Head Light claims that the principal reason why organisations fail to act after implementing an engagement survey is that they don’t ask the critical questions that will pinpoint exactly what action needs to be taken.
“Organisations often ask generic questions about attitudes, perceptions and job satisfaction but they don’t focus on the specific issues that drive engagement or the barriers that employees face,” continues Lee-Emery. “When it comes to analysing the survey data, they get blinded by too much information, so they can’t see where the real challenges lie or what actions they need to take to improve the situation. As one organisation cited, in the past they have ‘over asked and under acted’.”
To help organisations ask the critical questions in their engagement surveys, on the issues that matter to employees, Head Light has carried out a systematic review of published sources and engagement offerings.
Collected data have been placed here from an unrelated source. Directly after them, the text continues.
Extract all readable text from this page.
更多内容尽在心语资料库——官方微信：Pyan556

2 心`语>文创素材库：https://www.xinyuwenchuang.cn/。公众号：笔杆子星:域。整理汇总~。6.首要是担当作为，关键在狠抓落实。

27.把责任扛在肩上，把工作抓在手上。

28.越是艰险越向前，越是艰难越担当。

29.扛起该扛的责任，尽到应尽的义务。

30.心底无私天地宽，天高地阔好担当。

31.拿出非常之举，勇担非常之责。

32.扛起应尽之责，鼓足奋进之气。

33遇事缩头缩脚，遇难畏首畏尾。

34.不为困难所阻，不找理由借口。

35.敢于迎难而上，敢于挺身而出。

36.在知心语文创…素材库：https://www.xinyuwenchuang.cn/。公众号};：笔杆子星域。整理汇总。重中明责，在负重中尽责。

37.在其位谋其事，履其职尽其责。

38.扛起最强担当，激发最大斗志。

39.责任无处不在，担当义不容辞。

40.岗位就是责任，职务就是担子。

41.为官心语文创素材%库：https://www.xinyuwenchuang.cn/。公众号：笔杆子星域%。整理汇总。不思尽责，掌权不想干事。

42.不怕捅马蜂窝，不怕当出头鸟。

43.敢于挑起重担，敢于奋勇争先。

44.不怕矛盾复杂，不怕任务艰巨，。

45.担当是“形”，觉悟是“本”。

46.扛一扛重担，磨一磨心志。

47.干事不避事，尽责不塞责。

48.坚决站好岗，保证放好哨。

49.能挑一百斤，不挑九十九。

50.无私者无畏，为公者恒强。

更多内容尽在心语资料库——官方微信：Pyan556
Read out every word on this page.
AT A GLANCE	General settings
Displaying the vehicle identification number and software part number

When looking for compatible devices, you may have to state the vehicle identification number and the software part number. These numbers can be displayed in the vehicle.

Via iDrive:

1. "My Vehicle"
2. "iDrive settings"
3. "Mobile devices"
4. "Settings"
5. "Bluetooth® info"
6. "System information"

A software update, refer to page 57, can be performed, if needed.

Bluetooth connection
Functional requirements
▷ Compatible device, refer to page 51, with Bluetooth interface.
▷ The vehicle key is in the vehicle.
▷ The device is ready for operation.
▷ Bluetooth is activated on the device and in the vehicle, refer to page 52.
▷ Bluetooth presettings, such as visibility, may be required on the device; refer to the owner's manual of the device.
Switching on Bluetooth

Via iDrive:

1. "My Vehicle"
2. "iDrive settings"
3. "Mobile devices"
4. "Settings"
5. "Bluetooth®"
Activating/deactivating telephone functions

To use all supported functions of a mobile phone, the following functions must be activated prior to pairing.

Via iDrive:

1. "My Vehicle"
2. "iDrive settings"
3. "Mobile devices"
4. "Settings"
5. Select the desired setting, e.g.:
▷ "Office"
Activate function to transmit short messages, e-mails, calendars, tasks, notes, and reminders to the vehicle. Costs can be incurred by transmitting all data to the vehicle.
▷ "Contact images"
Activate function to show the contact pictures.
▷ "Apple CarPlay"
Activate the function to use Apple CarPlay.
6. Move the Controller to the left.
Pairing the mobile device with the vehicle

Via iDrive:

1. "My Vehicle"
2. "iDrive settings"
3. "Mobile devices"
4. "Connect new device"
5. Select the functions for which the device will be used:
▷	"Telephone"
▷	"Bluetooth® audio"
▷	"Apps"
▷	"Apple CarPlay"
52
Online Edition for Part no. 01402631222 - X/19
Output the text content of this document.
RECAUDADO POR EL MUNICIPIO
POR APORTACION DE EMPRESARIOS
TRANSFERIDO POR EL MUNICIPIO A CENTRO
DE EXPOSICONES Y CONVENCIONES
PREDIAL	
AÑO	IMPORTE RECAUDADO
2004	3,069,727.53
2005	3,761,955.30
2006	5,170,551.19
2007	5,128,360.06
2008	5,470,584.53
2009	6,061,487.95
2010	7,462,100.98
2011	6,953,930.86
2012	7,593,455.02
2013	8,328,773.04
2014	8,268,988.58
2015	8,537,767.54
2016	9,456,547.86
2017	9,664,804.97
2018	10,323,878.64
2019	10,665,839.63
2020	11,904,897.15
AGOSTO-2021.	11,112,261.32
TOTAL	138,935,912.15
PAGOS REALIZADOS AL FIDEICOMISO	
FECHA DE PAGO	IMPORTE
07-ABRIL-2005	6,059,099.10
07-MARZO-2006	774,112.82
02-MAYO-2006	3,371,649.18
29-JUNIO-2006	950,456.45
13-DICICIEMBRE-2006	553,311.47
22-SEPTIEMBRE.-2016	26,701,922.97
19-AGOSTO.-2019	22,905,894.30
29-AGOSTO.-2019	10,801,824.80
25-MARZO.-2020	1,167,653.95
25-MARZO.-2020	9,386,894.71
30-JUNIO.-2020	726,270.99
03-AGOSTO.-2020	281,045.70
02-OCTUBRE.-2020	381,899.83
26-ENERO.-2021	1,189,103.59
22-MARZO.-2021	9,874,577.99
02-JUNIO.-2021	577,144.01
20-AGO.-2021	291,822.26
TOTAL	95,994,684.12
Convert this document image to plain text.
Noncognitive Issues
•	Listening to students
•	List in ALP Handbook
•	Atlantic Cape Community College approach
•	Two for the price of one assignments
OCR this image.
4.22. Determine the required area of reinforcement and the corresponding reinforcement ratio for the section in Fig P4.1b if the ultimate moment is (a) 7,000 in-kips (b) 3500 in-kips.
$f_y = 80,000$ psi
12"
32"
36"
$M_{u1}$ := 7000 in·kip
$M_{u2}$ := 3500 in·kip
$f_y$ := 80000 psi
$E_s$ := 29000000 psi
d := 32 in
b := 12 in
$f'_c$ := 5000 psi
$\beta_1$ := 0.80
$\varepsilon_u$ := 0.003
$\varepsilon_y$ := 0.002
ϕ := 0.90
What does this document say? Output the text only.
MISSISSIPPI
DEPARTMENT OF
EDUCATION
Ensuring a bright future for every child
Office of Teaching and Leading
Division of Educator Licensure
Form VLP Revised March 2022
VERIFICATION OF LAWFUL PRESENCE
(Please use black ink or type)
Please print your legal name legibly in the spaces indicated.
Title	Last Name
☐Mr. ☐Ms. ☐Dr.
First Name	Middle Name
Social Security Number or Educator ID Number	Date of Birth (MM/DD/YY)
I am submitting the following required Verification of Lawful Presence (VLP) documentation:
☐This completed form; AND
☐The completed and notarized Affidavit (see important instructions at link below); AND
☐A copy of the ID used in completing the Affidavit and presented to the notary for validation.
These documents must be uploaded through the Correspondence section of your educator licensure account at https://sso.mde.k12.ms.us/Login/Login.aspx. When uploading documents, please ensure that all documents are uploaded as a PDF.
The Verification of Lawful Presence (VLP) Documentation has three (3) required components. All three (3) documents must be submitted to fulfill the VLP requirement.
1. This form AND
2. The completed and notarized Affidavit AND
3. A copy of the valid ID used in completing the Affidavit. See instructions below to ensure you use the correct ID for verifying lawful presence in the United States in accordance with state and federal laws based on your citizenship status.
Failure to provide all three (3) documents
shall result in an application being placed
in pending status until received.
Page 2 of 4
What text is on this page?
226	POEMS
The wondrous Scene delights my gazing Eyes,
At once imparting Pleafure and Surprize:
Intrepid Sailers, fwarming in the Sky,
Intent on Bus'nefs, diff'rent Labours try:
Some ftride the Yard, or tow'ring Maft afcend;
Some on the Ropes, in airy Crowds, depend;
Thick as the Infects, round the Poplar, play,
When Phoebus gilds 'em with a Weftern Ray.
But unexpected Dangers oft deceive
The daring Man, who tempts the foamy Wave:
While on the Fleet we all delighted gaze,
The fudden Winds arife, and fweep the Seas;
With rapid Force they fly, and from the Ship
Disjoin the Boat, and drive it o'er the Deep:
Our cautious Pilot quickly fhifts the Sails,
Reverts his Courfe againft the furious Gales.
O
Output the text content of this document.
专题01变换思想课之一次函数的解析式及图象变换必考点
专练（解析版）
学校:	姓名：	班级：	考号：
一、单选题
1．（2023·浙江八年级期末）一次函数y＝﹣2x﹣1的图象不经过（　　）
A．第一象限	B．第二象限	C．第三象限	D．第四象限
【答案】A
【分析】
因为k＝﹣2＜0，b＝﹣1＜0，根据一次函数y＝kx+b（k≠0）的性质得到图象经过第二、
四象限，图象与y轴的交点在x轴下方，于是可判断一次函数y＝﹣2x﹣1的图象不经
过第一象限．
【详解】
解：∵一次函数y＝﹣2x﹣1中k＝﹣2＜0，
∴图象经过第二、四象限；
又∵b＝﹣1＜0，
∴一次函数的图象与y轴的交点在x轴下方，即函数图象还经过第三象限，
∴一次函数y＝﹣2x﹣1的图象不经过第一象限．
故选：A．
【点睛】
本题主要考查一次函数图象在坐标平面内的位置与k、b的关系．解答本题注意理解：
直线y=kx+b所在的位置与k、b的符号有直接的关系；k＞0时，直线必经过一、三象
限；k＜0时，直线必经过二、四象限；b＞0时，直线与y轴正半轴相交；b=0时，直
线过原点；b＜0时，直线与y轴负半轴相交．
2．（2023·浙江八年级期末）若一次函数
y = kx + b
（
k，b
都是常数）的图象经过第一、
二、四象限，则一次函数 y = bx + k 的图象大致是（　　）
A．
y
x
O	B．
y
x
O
This analysis has uncovered 12 factors that really influence engagement. These are: wellbeing; motivation; reward and recognition; involvement; autonomy; teamwork and collaboration; purpose and meaning; relationships; trust; career/personal development; communication and performance management.
“Our review shows that these 12 universal factors fundamentally effect how people feel about their work and their employer,” said Debbie Hance, Head of Business Psychology at Head Light. “These are the key areas that organisations need to ask about in their engagement surveys. They should then prioritise a small number of personalised, ‘easy-to-implement’ actions that each of their senior executives, line managers and individual contributors can take, to create a more conducive work environment and improve any areas of disengagement. Even small changes can make a noticeable difference.”
Head Light has incorporated questions in these 12 areas in a new version of its engagement survey and analytics software, Talent En-Gauge®, which enables organisations to self-sufficiently create and manage their own engagement surveys and implement targeted engagement actions.
“Our intuitive software makes it easy for HR business partners to create a 15-20 minute survey that will query the areas that are most relevant for fostering engagement in their organisations,” said Ian Lee-Emery. “You can easily add in any other factors, values or performance indicators that you want to investigate. The software analyses the responses for you and it prioritises specific and meaningful ‘engagement actions’ for every employee, at every level. The advantage of this is that you don’t have to outsource the survey process and you’re not limited to the survey questions prescribed by a survey provider. Instead, you control the whole process, you own the data and you can interrogate it in any way to get the information you need.”